Will generate: huiyi.unicharset, inttemp, pffmtable file, inttemp, pffmtable renamed: huiyi.inttemp, huiyi.pffmtable

Execute command:

Cntraining huiyi.tr

Will generate: normproto file, rename huiyi.normproto

6 get traineddata file

Execute command:

Combine_tessdata huiyi. tessdata files TessdataManager combined / / print Combining Tesseract data files. Offset for type 0 (huiyi.config) is -1 Offset for type 1 (huiyi.unicharset) is 140 Offset for type 2 (huiyi.unicharambigs) is -1 Offset for type 3 (huiyi.inttemp) is 406 Offset for type 4 (huiyi.pffmtable) is 118222 Offset for type 5 (huiyi.normproto) is 118282 Offset for type 6 (huiyi.punc-dawg) is -1 Offset for type 7 (huiyi.word-dawg) is -1 Offset for type 8 (huiyi.number-dawg) is -1 Offset for type 9 (huiyi.freq-dawg) is -1 Offset for type 10 (huiyi.fixed-length-dawgs) is -1 Offset for type 1 1 (huiyi.cube-unicharset) is -1 Offset for type 12 (huiyi.cube-word-dawg) is -1 Offset for type 13 (huiyi.shapetable) is 118708 Offset for type 14 (huiyi.bigram-dawg) is -1 Offset for type 15 (huiyi.unambig-dawg) is -1 Offset for type 16 (huiyi.params-model) is -1 Output huiyi.traineddata created successfully.

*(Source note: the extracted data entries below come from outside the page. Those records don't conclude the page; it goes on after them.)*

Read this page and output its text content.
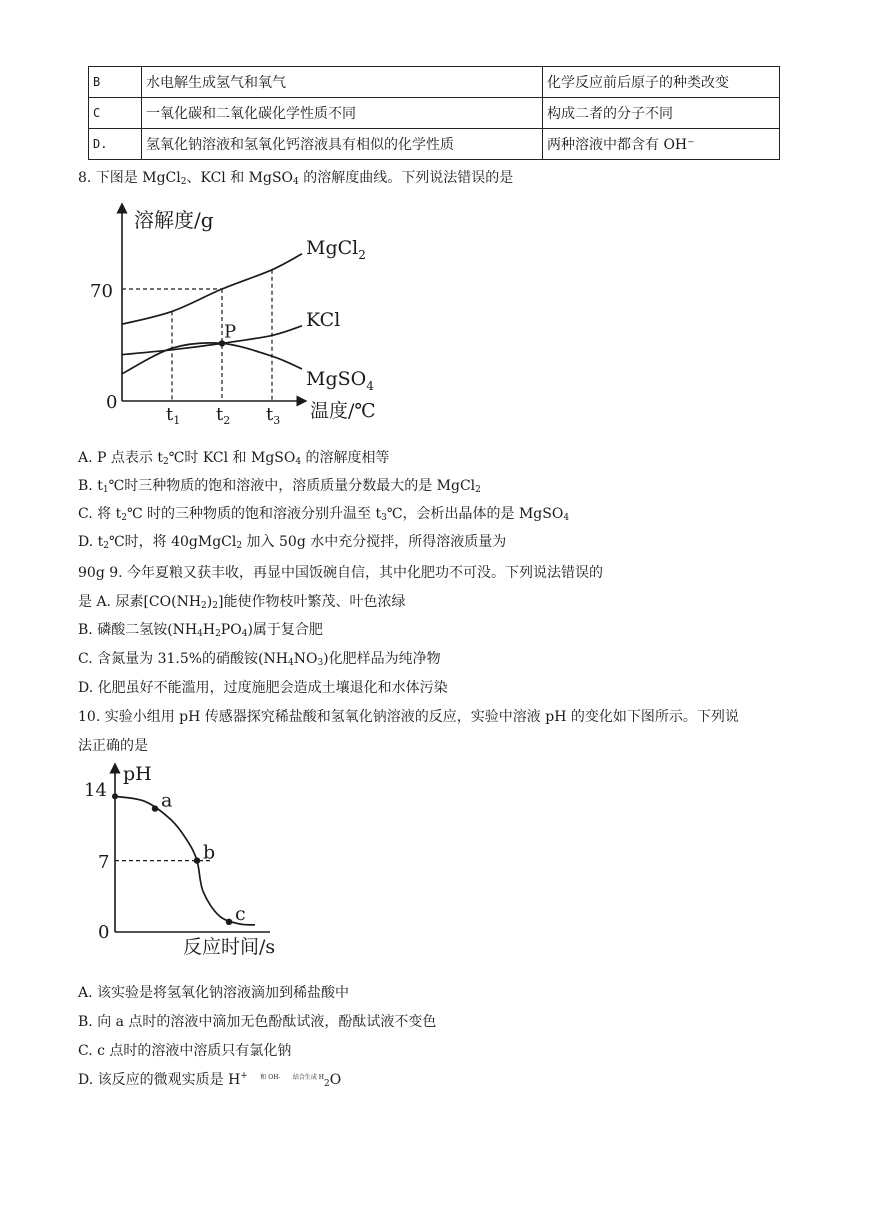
B	水电解生成氢气和氧气	化学反应前后原子的种类改变
C	一氧化碳和二氧化碳化学性质不同	构成二者的分子不同
D.	氢氧化钠溶液和氢氧化钙溶液具有相似的化学性质	两种溶液中都含有 OH⁻
8. 下图是 MgCl$_2$、KCl 和 MgSO$_4$ 的溶解度曲线。下列说法错误的是
溶解度/g
温度/℃
0
70
$t_1$ $t_2$ $t_3$
MgCl$_2$
KCl
MgSO$_4$
P
A. P 点表示 $t_2℃$时 KCl 和 MgSO$_4$ 的溶解度相等
B. $t_1℃$时三种物质的饱和溶液中，溶质质量分数最大的是 MgCl$_2$
C. 将 $t_2℃$ 时的三种物质的饱和溶液分别升温至 $t_3℃$，会析出晶体的是 MgSO$_4$
D. $t_2℃$时，将 40gMgCl$_2$ 加入 50g 水中充分搅拌，所得溶液质量为
90g 9. 今年夏粮又获丰收，再显中国饭碗自信，其中化肥功不可没。下列说法错误的
是 A. 尿素$[CO(NH_2)_2]$能使作物枝叶繁茂、叶色浓绿
B. 磷酸二氢铵$(NH_4H_2PO_4)$属于复合肥
C. 含氮量为 31.5%的硝酸铵$(NH_4NO_3)$化肥样品为纯净物
D. 化肥虽好不能滥用，过度施肥会造成土壤退化和水体污染
10. 实验小组用 pH 传感器探究稀盐酸和氢氧化钠溶液的反应，实验中溶液 pH 的变化如下图所示。下列说
法正确的是
pH
反应时间/s
0
14
7
a
b
c
A. 该实验是将氢氧化钠溶液滴加到稀盐酸中
B. 向 a 点时的溶液中滴加无色酚酞试液，酚酞试液不变色
C. c 点时的溶液中溶质只有氯化钠
D. 该反应的微观实质是 H+ $^{和 OH-}$ $^{结合生成 H}_2$O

Move huiyi.traineddata to the /usr/local/Cellar/tesseract/3.04.01_2/share/tessdata/ directory

Execute command:

CP huiyi.traineddata /usr/local/Cellar/tesseract/3.04.01_2/share/tessdata/

7 verify
execution commands:

Tesseract hui.png -l Huiyi -psm 10 identification results: Look Tesseract yi.png -l Huiyi -psm 10 identification results: easy to Yi

Successful identification.

Conclusion: long time no write, this article is written before, have not been issued, just over the years has been very busy, no time to write. In the new year, I wish you all a promising future. Recently, there is no time to move to the iOS on the Tesseract, before the trial results are not good, mainly to identify the speed is slow, but there is not a very good algorithm for gray image processing.